While it’s true that having great cyber security habits on your business or personal computer will reduce the risk of a hack to your WordPress website, you’ll need to develop a new security regimen just for your website, and possibly even employ a few new tools. Because about 75 percent of all websites built with WordPress are vulnerable to hackers and malware… and you shouldn’t let yours be one of them.

The simple tricks and tips which can help secure your website aren’t that labor intensive, and can make a powerful difference when deterring hackers. In general, there are three different layers of security to be concerned about: your cpanel and database, your WordPress template and plugins, and your user habits and authentications.

Your Hosting Cpanel & Admin Area

This is one of the key areas which hackers can infiltrate, especially if you’re on a shared hosting plan. The first line of defense is to ensure your cpanel and databases are all updated to their most current version, as often updates in versions offer security fixes and patches. But you should also log into your databases and find the common fields which WordPress auto-names. These fields, since they’re commonly named the same thing across all WordPress installs, should have a slightly altered name and recall both in your database and in your WordPress framework. This will make hacking your hosting and database all the more difficult!

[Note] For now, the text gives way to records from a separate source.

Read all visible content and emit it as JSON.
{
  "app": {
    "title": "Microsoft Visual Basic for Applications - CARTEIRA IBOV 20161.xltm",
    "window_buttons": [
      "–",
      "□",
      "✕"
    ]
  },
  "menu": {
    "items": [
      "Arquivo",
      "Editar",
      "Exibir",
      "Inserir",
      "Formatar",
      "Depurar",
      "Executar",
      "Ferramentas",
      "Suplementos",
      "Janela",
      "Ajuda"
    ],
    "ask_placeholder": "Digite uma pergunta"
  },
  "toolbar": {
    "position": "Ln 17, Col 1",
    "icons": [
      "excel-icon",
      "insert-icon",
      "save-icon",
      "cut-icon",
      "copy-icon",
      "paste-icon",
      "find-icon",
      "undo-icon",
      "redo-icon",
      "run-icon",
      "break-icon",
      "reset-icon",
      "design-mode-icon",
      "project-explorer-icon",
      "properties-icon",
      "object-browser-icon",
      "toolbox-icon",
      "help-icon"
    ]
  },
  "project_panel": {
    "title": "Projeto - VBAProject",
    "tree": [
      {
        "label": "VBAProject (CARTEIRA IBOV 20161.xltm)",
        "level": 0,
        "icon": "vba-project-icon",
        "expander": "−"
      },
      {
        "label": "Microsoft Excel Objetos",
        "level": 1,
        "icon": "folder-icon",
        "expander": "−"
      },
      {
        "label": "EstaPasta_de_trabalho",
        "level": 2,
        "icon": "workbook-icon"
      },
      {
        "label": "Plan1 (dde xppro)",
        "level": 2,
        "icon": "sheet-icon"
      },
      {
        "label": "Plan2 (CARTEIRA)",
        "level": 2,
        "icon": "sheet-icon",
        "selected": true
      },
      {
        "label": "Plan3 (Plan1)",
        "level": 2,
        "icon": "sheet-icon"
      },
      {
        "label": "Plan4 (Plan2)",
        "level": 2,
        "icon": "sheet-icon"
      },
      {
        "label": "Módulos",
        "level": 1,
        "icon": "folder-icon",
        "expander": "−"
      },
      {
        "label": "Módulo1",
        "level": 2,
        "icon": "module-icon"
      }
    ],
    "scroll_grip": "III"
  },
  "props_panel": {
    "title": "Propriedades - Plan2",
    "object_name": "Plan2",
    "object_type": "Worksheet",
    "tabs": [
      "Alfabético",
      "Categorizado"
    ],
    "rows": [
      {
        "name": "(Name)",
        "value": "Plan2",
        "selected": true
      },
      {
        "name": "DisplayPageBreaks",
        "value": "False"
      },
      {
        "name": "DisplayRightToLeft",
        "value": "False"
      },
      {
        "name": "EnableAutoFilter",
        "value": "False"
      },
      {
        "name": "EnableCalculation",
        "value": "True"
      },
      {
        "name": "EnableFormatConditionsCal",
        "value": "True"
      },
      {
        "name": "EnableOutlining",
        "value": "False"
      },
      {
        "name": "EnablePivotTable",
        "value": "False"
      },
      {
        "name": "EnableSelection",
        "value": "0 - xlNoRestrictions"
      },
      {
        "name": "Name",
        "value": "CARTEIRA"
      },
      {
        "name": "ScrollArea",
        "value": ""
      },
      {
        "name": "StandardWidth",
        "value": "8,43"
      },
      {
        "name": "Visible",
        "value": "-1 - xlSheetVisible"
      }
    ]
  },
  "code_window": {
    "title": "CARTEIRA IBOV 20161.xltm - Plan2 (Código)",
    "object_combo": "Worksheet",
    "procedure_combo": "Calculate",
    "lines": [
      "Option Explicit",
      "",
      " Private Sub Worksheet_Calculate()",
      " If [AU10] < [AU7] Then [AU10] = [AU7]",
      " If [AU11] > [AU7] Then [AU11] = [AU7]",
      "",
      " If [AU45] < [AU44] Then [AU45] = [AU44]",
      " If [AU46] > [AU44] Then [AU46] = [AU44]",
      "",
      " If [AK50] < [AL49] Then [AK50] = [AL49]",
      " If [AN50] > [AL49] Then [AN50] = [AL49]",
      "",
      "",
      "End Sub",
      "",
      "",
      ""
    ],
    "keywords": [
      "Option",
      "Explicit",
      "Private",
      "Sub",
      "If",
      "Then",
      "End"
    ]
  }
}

Your WordPress Framework, Template, and Plugins

The same logic generally applies to your WordPress framework. Since much of this collateral is public, it’s easy for hackers to identify the simple backdoors which are available on any WordPress framework, and then use them indiscriminately. Most patches and updates secure these holes, so updating any element of your WordPress framework which allows you to is very important.

But you should also critically assess the quality of your template and plugins. Are they free or paid? Are they maintained by their authors? Are their authors reputable in the WordPress community? It’s not uncommon for novice WordPress users to download templates or plugins which are poorly coded and easy to hack.

Also, reduce the number of plugins which you use in general. Stick to premium plugins which offer the most functions, rather than cobbling together the functions that you want with multiple free plugins. The fewer plugins you have, generally the less risk your website will have.

Your User Habits and Authentications

Do you click on every link which is left in the comments on your website? Don’t! As a general rule of thumb, trash any comments with links, which can easily hide executable codes. And make sure that your login credentials are strong, and contain at least seven unique characters which don’t spell a name or word. Since many hackers utilize brute-force attacks simply to crack login information, the more complicated your login information, the safer you’ll be.